In her presentation on the work which Droga5 has done for US sportswear brand, Under Armour, Djaba argued consumers should be allowed “to complete the sentence” in conversations with brands.

Although not strictly a launch, Under Armour’s I will what I want campaign communicated the value of ‘mental strength’ – relevant to both sexes – to move the brand beyond its traditional male user base, and establish its credibility with female shoppers.

In the film, the model Gisele Bündchen is shown ignoring social media ‘noise’ to complete tough exercise workouts.  Reactions to the film ranged from bafflement to criticism to adulation, including by Cannes Lions jurors who awarded it the 2015 Cyber Grand Prix.

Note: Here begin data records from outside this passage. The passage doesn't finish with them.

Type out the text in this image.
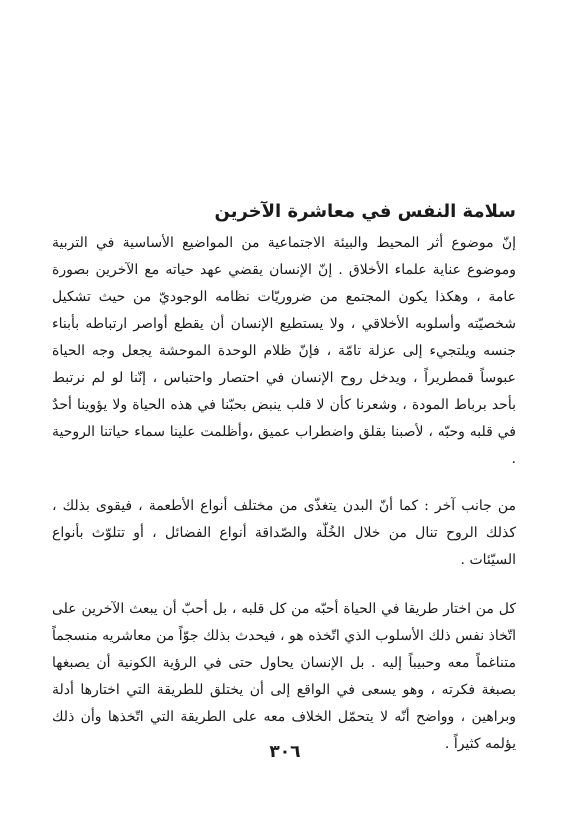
سلامة النفس في معاشرة الآخرين

إنّ موضوع أثر المحيط والبيئة الاجتماعية من المواضيع الأساسية في التربية وموضوع عناية علماء الأخلاق . إنّ الإنسان يقضي عهد حياته مع الآخرين بصورة عامة ، وهكذا يكون المجتمع من ضروريّات نظامه الوجوديّ من حيث تشكيل شخصيّته وأسلوبه الأخلاقي ، ولا يستطيع الإنسان أن يقطع أواصر ارتباطه بأبناء جنسه ويلتجيء إلى عزلة تامّة ، فإنّ ظلام الوحدة الموحشة يجعل وجه الحياة عبوساً قمطريراً ، ويدخل روح الإنسان في احتصار واحتباس ، إنّنا لو لم نرتبط بأحد برباط المودة ، وشعرنا كأن لا قلب ينبض بحبّنا في هذه الحياة ولا يؤوينا أحدٌ في قلبه وحبّه ، لأصبنا بقلق واضطراب عميق ،وأظلمت علينا سماء حياتنا الروحية .

من جانب آخر : كما أنّ البدن يتغذّى من مختلف أنواع الأطعمة ، فيقوى بذلك ، كذلك الروح تنال من خلال الخُلّة والصّداقة أنواع الفضائل ، أو تتلوّث بأنواع السيّئات .

كل من اختار طريقا في الحياة أحبّه من كل قلبه ، بل أحبّ أن يبعث الآخرين على اتّخاذ نفس ذلك الأسلوب الذي اتّخذه هو ، فيحدث بذلك جوّاً من معاشريه منسجماً متناغماً معه وحبيباً إليه . بل الإنسان يحاول حتى في الرؤية الكونية أن يصبغها بصبغة فكرته ، وهو يسعى في الواقع إلى أن يختلق للطريقة التي اختارها أدلة وبراهين ، وواضح أنّه لا يتحمّل الخلاف معه على الطريقة التي اتّخذها وأن ذلك يؤلمه كثيراً .

٣٠٦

Djaba advises brands to keep conversations with consumers “open-ended”, and points to the interest brands such as Under Armour have in encouraging consumers to suggest new product ideas via crowdsourcing formats.

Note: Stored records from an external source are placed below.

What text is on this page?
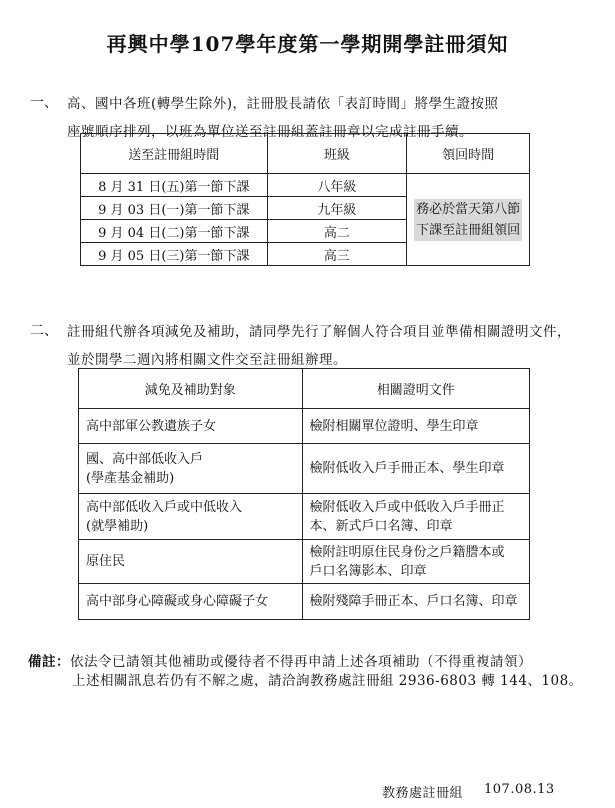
再興中學107學年度第一學期開學註冊須知
一、 高、國中各班(轉學生除外)，註冊股長請依「表訂時間」將學生證按照
座號順序排列，以班為單位送至註冊組蓋註冊章以完成註冊手續。
送至註冊組時間	班級	領回時間
8 月 31 日(五)第一節下課	八年級	務必於當天第八節
下課至註冊組領回
9 月 03 日(一)第一節下課	九年級	
9 月 04 日(二)第一節下課	高二	
9 月 05 日(三)第一節下課	高三	
二、 註冊組代辦各項減免及補助，請同學先行了解個人符合項目並準備相關證明文件，
並於開學二週內將相關文件交至註冊組辦理。
減免及補助對象	相關證明文件
高中部軍公教遺族子女	檢附相關單位證明、學生印章
國、高中部低收入戶
(學產基金補助)	檢附低收入戶手冊正本、學生印章
高中部低收入戶或中低收入
(就學補助)	檢附低收入戶或中低收入戶手冊正
本、新式戶口名簿、印章
原住民	檢附註明原住民身份之戶籍謄本或
戶口名簿影本、印章
高中部身心障礙或身心障礙子女	檢附殘障手冊正本、戶口名簿、印章
備註：依法令已請領其他補助或優待者不得再申請上述各項補助（不得重複請領）
上述相關訊息若仍有不解之處，請洽詢教務處註冊組 2936-6803 轉 144、108。
教務處註冊組 107.08.13
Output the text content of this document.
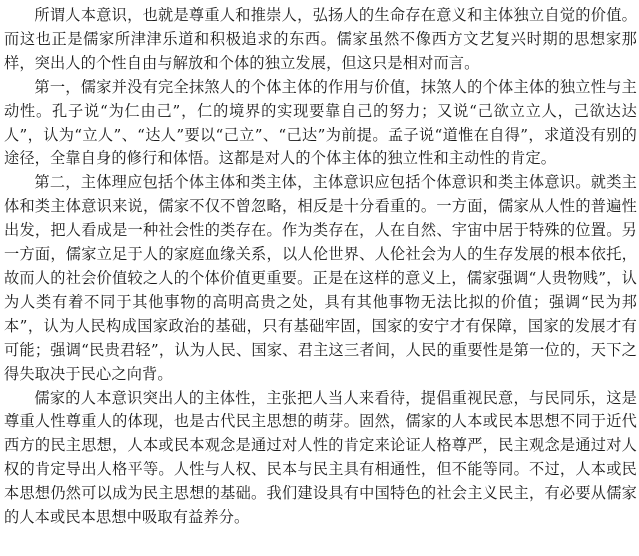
所谓人本意识，也就是尊重人和推崇人，弘扬人的生命存在意义和主体独立自觉的价值。而这也正是儒家所津津乐道和积极追求的东西。儒家虽然不像西方文艺复兴时期的思想家那样，突出人的个性自由与解放和个体的独立发展，但这只是相对而言。

第一，儒家并没有完全抹煞人的个体主体的作用与价值，抹煞人的个体主体的独立性与主动性。孔子说“为仁由己”，仁的境界的实现要靠自己的努力；又说“己欲立立人，己欲达达人”，认为“立人”、“达人”要以“己立”、“己达”为前提。孟子说“道惟在自得”，求道没有别的途径，全靠自身的修行和体悟。这都是对人的个体主体的独立性和主动性的肯定。

第二，主体理应包括个体主体和类主体，主体意识应包括个体意识和类主体意识。就类主体和类主体意识来说，儒家不仅不曾忽略，相反是十分看重的。一方面，儒家从人性的普遍性出发，把人看成是一种社会性的类存在。作为类存在，人在自然、宇宙中居于特殊的位置。另一方面，儒家立足于人的家庭血缘关系，以人伦世界、人伦社会为人的生存发展的根本依托，故而人的社会价值较之人的个体价值更重要。正是在这样的意义上，儒家强调“人贵物贱”，认为人类有着不同于其他事物的高明高贵之处，具有其他事物无法比拟的价值；强调“民为邦本”，认为人民构成国家政治的基础，只有基础牢固，国家的安宁才有保障，国家的发展才有可能；强调“民贵君轻”，认为人民、国家、君主这三者间，人民的重要性是第一位的，天下之得失取决于民心之向背。

儒家的人本意识突出人的主体性，主张把人当人来看待，提倡重视民意，与民同乐，这是尊重人性尊重人的体现，也是古代民主思想的萌芽。固然，儒家的人本或民本思想不同于近代西方的民主思想，人本或民本观念是通过对人性的肯定来论证人格尊严，民主观念是通过对人权的肯定导出人格平等。人性与人权、民本与民主具有相通性，但不能等同。不过，人本或民本思想仍然可以成为民主思想的基础。我们建设具有中国特色的社会主义民主，有必要从儒家的人本或民本思想中吸取有益养分。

  1. Plan for the post-launch

It is a truism that more people plan for the consequences of campaign failure than for success.

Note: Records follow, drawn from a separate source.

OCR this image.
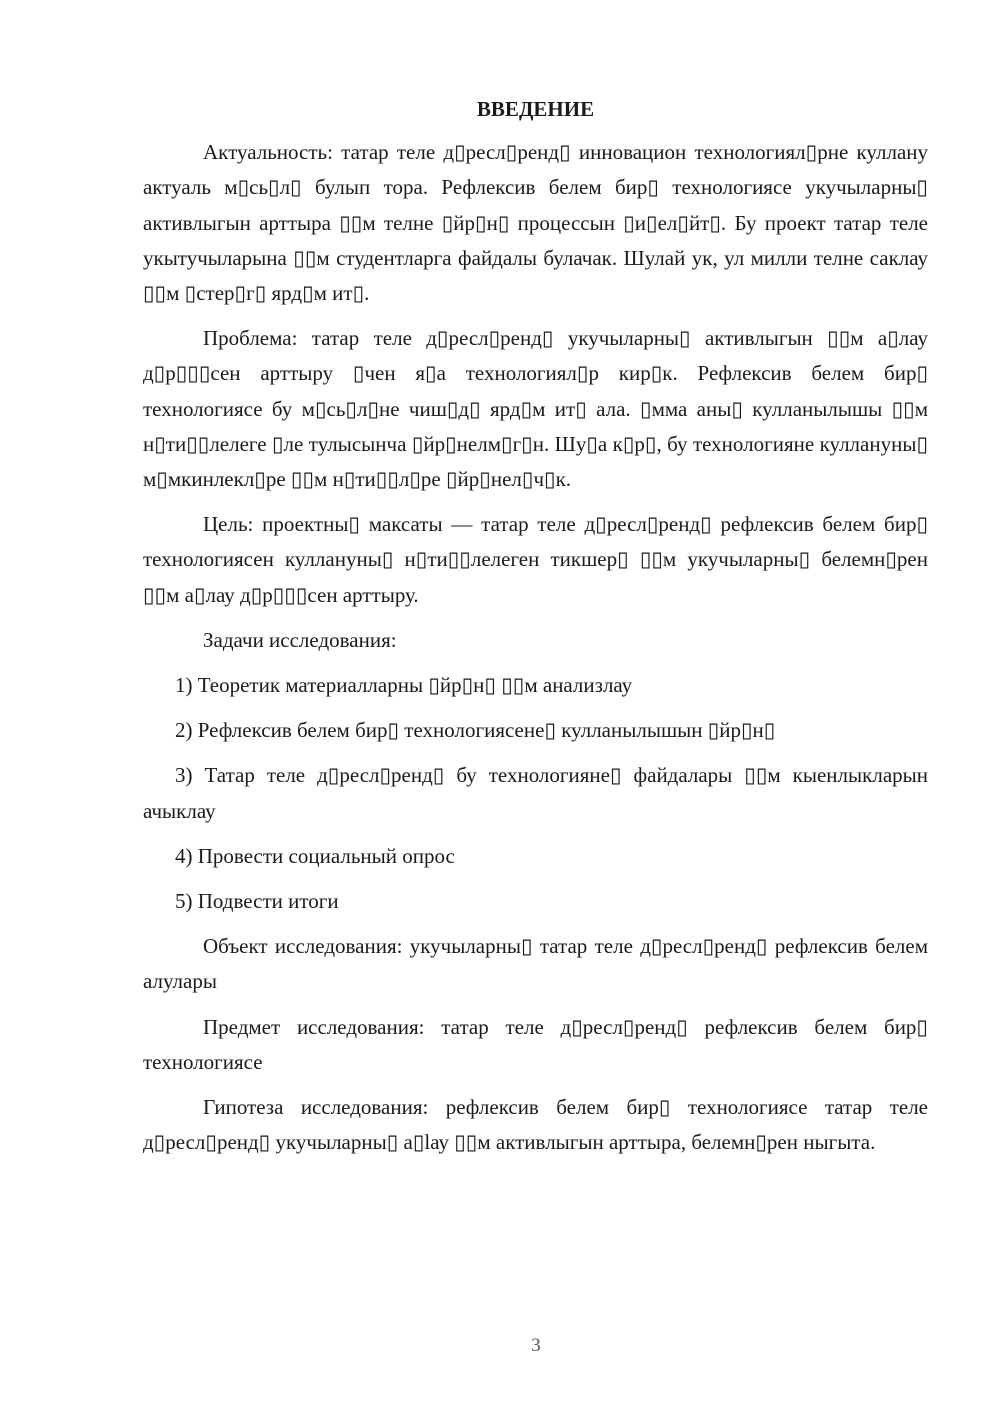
ВВЕДЕНИЕ

Актуальность: татар теле д▯ресл▯ренд▯ инновацион технологиял▯рне куллану актуаль м▯сь▯л▯ булып тора. Рефлексив белем бир▯ технологиясе укучыларны▯ активлыгын арттыра ▯▯м телне ▯йр▯н▯ процессын ▯и▯ел▯йт▯. Бу проект татар теле укытучыларына ▯▯м студентларга файдалы булачак. Шулай ук, ул милли телне саклау ▯▯м ▯стер▯г▯ ярд▯м ит▯.

Проблема: татар теле д▯ресл▯ренд▯ укучыларны▯ активлыгын ▯▯м а▯лау д▯р▯▯▯сен арттыру ▯чен я▯а технологиял▯р кир▯к. Рефлексив белем бир▯ технологиясе бу м▯сь▯л▯не чиш▯д▯ ярд▯м ит▯ ала. ▯мма аны▯ кулланылышы ▯▯м н▯ти▯▯лелеге ▯ле тулысынча ▯йр▯нелм▯г▯н. Шу▯а к▯р▯, бу технологияне куллануны▯ м▯мкинлекл▯ре ▯▯м н▯ти▯▯л▯ре ▯йр▯нел▯ч▯к.

Цель: проектны▯ максаты — татар теле д▯ресл▯ренд▯ рефлексив белем бир▯ технологиясен куллануны▯ н▯ти▯▯лелеген тикшер▯ ▯▯м укучыларны▯ белемн▯рен ▯▯м а▯лау д▯р▯▯▯сен арттыру.

Задачи исследования:

1) Теоретик материалларны ▯йр▯н▯ ▯▯м анализлау

2) Рефлексив белем бир▯ технологиясене▯ кулланылышын ▯йр▯н▯

3) Татар теле д▯ресл▯ренд▯ бу технологияне▯ файдалары ▯▯м кыенлыкларын ачыклау

4) Провести социальный опрос

5) Подвести итоги

Объект исследования: укучыларны▯ татар теле д▯ресл▯ренд▯ рефлексив белем алулары

Предмет исследования: татар теле д▯ресл▯ренд▯ рефлексив белем бир▯ технологиясе

Гипотеза исследования: рефлексив белем бир▯ технологиясе татар теле д▯ресл▯ренд▯ укучыларны▯ а▯lау ▯▯м активлыгын арттыра, белемн▯рен ныгыта.

3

Since the IPA Masterclass featured success stories, it was perhaps predictable that panellists reported the ‘problems’ of selling out of stock or changing brand perceptions faster than expected (and before products existed to capitalise on this change in positioning) rather the more common experience of having a launch campaign ignored altogether.

Panellists agreed on the need to plan for post-launch activity, particular by working with any brand advocates, as well as the requirement for the brand to have follow-up product stories.

Agencies were also advised to segment budgets into immediate launch and post-launch phases to ensure they had the resources to build on launch momentum.


  1.  Remember your consumer’s journeys

As launches are also, in effect, behaviour change campaigns – which need consumers to alter existing habits to be successful, it is important to keep in mind the potential journeys consumers will have made en route to buying your launch product.

Several features of the Ready Baked Jackets campaign made use of this thinking.

For example, TV ads for Ready Baked Jackets went out in post-9pm slots – too late to bake a potato conventionally but not for its pre-baked alternative.

And with the launch taking place in chilly February, selected outdoor media sites simulated the smell and heat of a baked jacket, as well as providing a discount coupon, to tempt shoppers to try the new product.

In addition, the IPA/Thinkbox film discusses the launch of Sensodyne Pronamel, a toothpaste designed to mitigate the effects of erosion on tooth enamel caused by acidic foods, including citrus fruit.

Messages for the protective dental product were placed in the fresh fruit aisle of supermarkets to ensure consumers made the link between the two categories when they were out shopping.

This placement also reinforced one of the campaign’s key strategic elements – which was to position the toothpaste as a choice that enabled buyers to combat acid wear (the risk) whilst continuing to eat healthy fruit (the reward).


  1. Treat launches as both product and brand communications

The contributors counselled against considering launches as either product or brand marketing, arguing they had elements of both.

On the one hand, when brands launched products with genuinely new functional attributes, this could influence in positive ways how consumers perceived the brand.

And, on the other hand, it was argued that brand organisations and their agencies should continually ask themselves, ‘Why do we do what we do’?

The answer should relate to the brand’s values and any product launch should express these brand values too.

Or as the event chair, Laurence Green, put it, You are never just launching a new product.”